UTF-8 can contain a BOM. However, it makes no difference as to the endianness of the byte stream. UTF-8 always has the same byte order.

If Utf-8 stored all code-points in a single byte, then it would make sense why endianness doesn’t play any role and thus why BOM isn’t required. But since code points 128 and above are stored using 2, 3 and up to 6 bytes, which means their byte order on big endian machines is different than on little endian machines, so how can we claim Utf-8 always has the same byte order?

Thank you

EDIT:

UTF-8 is byte oriented

I understand that if two byte UTF-8 character C consists of bytes B1 and B2 ( where B1 is first byte and B2 is last byte ), then with UTF-8 those two bytes are always written in the same order ( thus if this character is written to a file on little endian machine LEM, B1 will be first and B2 last. Similarly, if C is written to a file on big endian machine BEM, B1 will still be first and B2 still last).

But what happens when C is written to file F on LEM, but we copy F to BEM and try to read it there? Since BEM automatically swaps bytes ( B1 is now last and B2 first byte ), how will app ( running on BEM ) reading F know whether F was created on BEM and thus order of two bytes wasn’t swapped or whether F was transferred from LEM, in which case BEM automatically swapped the bytes?
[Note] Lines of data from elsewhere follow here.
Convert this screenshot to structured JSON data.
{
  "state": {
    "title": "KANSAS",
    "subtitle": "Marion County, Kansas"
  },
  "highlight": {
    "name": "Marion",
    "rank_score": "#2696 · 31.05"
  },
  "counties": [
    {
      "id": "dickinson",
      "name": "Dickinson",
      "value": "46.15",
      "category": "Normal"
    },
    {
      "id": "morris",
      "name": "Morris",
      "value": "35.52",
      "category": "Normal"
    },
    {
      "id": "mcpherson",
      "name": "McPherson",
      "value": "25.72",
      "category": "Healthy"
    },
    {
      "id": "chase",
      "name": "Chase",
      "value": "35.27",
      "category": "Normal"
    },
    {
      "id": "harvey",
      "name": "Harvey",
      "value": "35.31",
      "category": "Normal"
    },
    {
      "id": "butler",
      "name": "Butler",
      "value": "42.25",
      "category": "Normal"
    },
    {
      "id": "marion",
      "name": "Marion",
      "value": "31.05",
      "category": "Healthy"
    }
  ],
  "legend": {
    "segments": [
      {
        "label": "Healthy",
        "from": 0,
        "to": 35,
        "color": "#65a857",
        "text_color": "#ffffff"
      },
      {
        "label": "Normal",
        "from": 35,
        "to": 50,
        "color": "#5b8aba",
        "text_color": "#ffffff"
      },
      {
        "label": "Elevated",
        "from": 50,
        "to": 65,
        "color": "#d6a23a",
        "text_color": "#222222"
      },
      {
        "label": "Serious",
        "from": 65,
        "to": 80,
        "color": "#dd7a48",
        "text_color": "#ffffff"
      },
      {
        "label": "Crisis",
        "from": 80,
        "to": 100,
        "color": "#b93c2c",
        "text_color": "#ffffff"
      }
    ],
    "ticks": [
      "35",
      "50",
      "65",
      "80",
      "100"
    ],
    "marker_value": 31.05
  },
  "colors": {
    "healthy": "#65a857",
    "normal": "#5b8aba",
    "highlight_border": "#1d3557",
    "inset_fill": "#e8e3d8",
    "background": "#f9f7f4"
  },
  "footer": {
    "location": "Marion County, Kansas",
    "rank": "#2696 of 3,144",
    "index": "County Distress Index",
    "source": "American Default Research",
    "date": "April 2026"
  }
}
I hope question made some sense

EDIT 2:

In response to your edit: big-endian machines do not swap bytes if you ask them to read a byte at a time.

a) Oh, so even though character C is 2 bytes longs, app ( residing on BEM ) reading F will read into memory just one byte at the time ( thus it will first read into memory B1 and only then B2 )

b)

In UTF-8, you decide what to do with a byte based on its high-order bits

Assuming file F has two consequent characters C and C1 ( where C consists of bytes B1 and B2 while C1 has bytes B3, B4 and B5 ). How will app reading F know which bytes belong together simply by checking each byte's high-order bits ( for example, how will it figure out that B1 and B2 taken together should represent a character and not B1,*B2* and B3)?

If you believe that you're seeing something different, please edit your question and include

I’m not saying that. I simply didn’t understand what was going on

c)Why aren't Utf-16 and Utf-32 also byte oriented?

The byte order is different on big endian vs little endian machines for words/integers larger than a byte.

e.g. on a big-endian machine a short integer of 2 bytes stores the 8 most significant bits in the first byte, the 8 least significant bits in the second byte. On a little-endian machine the 8 most significant bits will the second byte, the 8 least significant bits in the first byte.

So, if you write the memory content of such a short int directly to a file/network, the byte ordering within the short int will be different depending on the endianness.

UTF-8 is byte oriented, so there's not an issue regarding endianness. the first byte is always the first byte, the second byte is always the second byte etc. regardless of endianness.

To answer c): UTF-16 and UTF-32 represent characters as 16-bit or 32-bit words, so they are not byte-oriented.

For UTF-8, the smallest unit is a byte, thus it is byte-oriented. The alogrithm reads or writes one byte at a time. A byte is represented the same way on all machines.

For UTF-16, the smallest unit is a 16-bit word, and for UTF-32, the smallest unit is a 32-bit word. The algorithm reads or writes one word at a time (2 bytes, or 4 bytes). The order of the bytes in each word is different on big-endian and little-endian machines.